Adiga’s novel, The White Tiger, serves as a compelling entrypoint for exploring the complex interaction between such camouflage and vulnerable urban subjectivities. It is a satirical tale that shows the pervasive effects of globalisation, neoliberalism, and societal norms on the urban landscape, which collectively shape both the physical spaces and the psychological behaviour of individuals in the metropolis. Power structures in the city, reflected in its urban planning, perpetuate inequality and marginalisation such that people who find themselves at the margins are forced to mimic the behaviours of the elite and conform to societal standards in order to survive.
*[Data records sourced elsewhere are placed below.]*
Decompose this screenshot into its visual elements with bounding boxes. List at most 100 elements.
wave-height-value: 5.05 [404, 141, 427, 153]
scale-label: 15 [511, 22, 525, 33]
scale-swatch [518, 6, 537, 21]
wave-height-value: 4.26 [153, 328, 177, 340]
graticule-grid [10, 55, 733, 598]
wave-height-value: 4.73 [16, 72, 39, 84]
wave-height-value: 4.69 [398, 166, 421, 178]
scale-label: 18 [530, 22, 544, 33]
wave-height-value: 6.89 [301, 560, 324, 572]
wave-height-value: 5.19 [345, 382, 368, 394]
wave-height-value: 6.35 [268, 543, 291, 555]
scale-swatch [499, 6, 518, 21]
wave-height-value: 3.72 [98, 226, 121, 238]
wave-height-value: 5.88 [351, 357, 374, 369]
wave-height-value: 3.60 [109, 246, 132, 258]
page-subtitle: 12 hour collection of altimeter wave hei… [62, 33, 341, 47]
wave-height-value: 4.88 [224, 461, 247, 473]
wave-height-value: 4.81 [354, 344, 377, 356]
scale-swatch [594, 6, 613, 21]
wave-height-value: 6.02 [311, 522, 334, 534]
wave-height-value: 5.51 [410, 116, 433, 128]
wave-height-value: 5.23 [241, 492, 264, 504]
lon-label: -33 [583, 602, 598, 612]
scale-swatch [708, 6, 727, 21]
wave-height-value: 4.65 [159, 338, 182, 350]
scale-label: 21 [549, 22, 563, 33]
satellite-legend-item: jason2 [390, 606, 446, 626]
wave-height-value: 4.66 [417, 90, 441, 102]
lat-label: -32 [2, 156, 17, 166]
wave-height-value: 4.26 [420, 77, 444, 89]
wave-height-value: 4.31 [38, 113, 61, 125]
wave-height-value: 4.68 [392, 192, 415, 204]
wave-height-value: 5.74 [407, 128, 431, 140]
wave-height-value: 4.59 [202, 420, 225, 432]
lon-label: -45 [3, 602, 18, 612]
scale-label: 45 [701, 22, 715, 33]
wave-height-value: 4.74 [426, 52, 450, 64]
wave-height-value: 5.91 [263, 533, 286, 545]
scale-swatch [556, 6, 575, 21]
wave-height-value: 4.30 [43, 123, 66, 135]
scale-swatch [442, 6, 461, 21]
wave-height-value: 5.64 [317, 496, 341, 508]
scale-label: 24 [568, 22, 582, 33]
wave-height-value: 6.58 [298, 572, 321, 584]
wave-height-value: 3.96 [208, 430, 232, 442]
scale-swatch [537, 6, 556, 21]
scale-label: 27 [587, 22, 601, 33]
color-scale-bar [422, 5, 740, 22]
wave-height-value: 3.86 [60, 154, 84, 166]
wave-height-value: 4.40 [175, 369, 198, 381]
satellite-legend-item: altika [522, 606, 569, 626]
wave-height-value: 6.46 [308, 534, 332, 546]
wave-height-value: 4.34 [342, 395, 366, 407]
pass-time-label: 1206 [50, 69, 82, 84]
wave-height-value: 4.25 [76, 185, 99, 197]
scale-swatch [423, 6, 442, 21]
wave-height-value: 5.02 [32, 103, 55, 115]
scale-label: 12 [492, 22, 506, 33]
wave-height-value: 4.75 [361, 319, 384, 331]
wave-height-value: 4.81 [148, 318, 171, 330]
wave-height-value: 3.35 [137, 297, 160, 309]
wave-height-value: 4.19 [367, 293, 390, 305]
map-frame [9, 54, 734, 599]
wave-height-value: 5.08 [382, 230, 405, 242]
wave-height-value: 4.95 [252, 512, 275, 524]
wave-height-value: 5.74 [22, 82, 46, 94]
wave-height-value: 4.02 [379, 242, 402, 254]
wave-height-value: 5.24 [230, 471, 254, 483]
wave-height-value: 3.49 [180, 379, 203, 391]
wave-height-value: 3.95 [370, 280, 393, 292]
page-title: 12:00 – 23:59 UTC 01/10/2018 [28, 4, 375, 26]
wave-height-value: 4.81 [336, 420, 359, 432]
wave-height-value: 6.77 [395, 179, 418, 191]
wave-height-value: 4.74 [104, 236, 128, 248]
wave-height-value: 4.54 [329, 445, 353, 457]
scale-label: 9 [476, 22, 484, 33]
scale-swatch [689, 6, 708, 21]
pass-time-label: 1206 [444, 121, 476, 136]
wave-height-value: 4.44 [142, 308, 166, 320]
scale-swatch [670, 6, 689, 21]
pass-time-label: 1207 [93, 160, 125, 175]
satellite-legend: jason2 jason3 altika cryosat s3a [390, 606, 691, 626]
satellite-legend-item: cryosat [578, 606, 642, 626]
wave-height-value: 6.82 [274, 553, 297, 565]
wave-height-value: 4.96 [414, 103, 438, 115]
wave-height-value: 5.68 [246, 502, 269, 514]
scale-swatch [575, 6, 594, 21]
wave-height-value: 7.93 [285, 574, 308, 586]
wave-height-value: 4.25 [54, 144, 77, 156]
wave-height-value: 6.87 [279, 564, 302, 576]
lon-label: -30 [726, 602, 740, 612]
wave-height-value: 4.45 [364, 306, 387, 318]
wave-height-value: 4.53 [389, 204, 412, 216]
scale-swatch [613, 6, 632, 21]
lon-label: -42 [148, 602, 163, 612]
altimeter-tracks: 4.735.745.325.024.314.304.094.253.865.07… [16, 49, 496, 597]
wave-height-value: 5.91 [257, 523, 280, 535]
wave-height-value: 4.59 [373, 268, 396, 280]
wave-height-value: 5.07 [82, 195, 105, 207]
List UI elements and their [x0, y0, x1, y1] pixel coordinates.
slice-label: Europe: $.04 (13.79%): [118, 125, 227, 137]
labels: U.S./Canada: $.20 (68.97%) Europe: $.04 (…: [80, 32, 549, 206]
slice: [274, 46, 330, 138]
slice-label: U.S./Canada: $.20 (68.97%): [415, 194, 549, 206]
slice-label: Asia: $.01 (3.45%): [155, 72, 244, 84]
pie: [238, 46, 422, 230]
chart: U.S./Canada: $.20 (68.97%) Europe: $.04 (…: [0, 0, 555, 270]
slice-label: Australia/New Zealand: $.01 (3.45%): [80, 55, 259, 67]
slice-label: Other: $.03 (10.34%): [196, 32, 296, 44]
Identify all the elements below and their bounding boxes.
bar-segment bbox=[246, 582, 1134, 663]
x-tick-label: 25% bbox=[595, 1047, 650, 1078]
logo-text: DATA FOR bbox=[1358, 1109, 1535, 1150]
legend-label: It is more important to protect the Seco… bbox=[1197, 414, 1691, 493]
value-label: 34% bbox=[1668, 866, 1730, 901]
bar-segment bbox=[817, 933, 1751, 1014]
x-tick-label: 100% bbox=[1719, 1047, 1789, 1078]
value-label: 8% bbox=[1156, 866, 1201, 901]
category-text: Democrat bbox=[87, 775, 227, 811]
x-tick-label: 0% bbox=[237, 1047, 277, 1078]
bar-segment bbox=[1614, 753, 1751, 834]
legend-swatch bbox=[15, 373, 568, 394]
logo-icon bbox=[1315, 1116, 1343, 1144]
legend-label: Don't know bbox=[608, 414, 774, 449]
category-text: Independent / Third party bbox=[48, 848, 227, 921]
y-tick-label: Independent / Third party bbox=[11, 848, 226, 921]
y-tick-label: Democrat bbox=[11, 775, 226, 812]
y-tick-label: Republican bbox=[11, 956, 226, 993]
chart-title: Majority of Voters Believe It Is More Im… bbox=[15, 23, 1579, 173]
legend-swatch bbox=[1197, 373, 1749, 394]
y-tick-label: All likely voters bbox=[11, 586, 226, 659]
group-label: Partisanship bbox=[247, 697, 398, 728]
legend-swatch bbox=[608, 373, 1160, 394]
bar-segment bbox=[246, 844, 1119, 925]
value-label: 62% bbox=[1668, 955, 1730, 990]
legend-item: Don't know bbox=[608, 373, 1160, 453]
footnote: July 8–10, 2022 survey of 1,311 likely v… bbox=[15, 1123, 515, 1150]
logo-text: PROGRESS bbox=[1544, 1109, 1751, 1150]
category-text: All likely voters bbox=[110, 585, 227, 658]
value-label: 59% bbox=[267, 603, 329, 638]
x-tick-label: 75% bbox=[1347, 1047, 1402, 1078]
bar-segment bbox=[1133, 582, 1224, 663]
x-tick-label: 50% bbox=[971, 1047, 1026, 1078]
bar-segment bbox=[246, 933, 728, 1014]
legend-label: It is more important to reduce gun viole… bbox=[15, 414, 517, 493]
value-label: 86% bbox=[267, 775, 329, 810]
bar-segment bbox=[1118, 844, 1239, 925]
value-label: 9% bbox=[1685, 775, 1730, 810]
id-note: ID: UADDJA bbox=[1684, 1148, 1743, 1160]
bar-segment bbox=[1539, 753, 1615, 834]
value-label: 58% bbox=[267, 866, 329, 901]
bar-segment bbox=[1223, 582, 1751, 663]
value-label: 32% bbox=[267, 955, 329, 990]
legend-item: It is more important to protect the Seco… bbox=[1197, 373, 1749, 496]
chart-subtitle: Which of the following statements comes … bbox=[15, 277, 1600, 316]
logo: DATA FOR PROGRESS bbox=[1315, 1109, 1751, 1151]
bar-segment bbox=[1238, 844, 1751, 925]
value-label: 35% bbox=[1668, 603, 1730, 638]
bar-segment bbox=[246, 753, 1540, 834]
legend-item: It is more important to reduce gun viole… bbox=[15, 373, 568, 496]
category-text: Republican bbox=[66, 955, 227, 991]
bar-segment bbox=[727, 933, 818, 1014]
Balram’s reaction to the city’s gentrifying impulses, in some ways, mirrors that of the residents of Shiv Camp in Ghertner’s analysis. Both demonstrate their resilience and resolve to establish their legitimacy in an unequal society by adopting the aesthetics and cultural norms which produce that social order.
To realise his aspirations and in pursuit of survival, Balram bends the contours of conventional morality throughout the novel. For instance, upon joining his master’s household as a servant, Balram finds himself in competition with an older servant who holds a higher status in the servant hierarchy. But he deviously identifies a key vulnerability in the older servant’s identity and outs the latter as a Muslim when he had been pretending to be a Hindu all this while. In what he considers to be a society governed by the rule of the jungle, where only the fittest survive, Balram sees an opportunity to secure his position as the top servant and strategically betrays the old servant’s secret. His actions come to demonstrate the extreme lengths to which individuals may go to secure their place in a society that marginalises and exploits the vulnerable.
Balram’s story serves as a poignant reflection of the moral ambiguities that arise for the sake of survival in an unjust society, where one must often compromise their values to thrive. Balram’s crimes can therefore be read as a product of the unjust society that shaped his mind. His unyielding and malevolent personality is produced by the systemic oppression he has faced right from his childhood. The city makes him what he thinks is a rebel, fashioning himself after the rich till he becomes one of them, both in terms of economic stature and social behaviour. The validity of his actions and motivations is ultimately left to the reader to decide. Instead of proffering judgments, the novel presents the realities faced by those living on the fringes of society and the lengths to which they may go to alleviate their circumstances. Balram’s narrative portrays the complexities bred by urban landscapes in modern India, where the pursuit of success and upward mobility can lead individuals down morally ambiguous paths, inviting readers to confront the stark realities of social inequality and the harsh consequences of a society driven by greed and exploitation. The White Tiger ultimately provokes us to question the ethical implications of such a system and the impact that it has on individuals like Balram, who are both products and victims of their environment.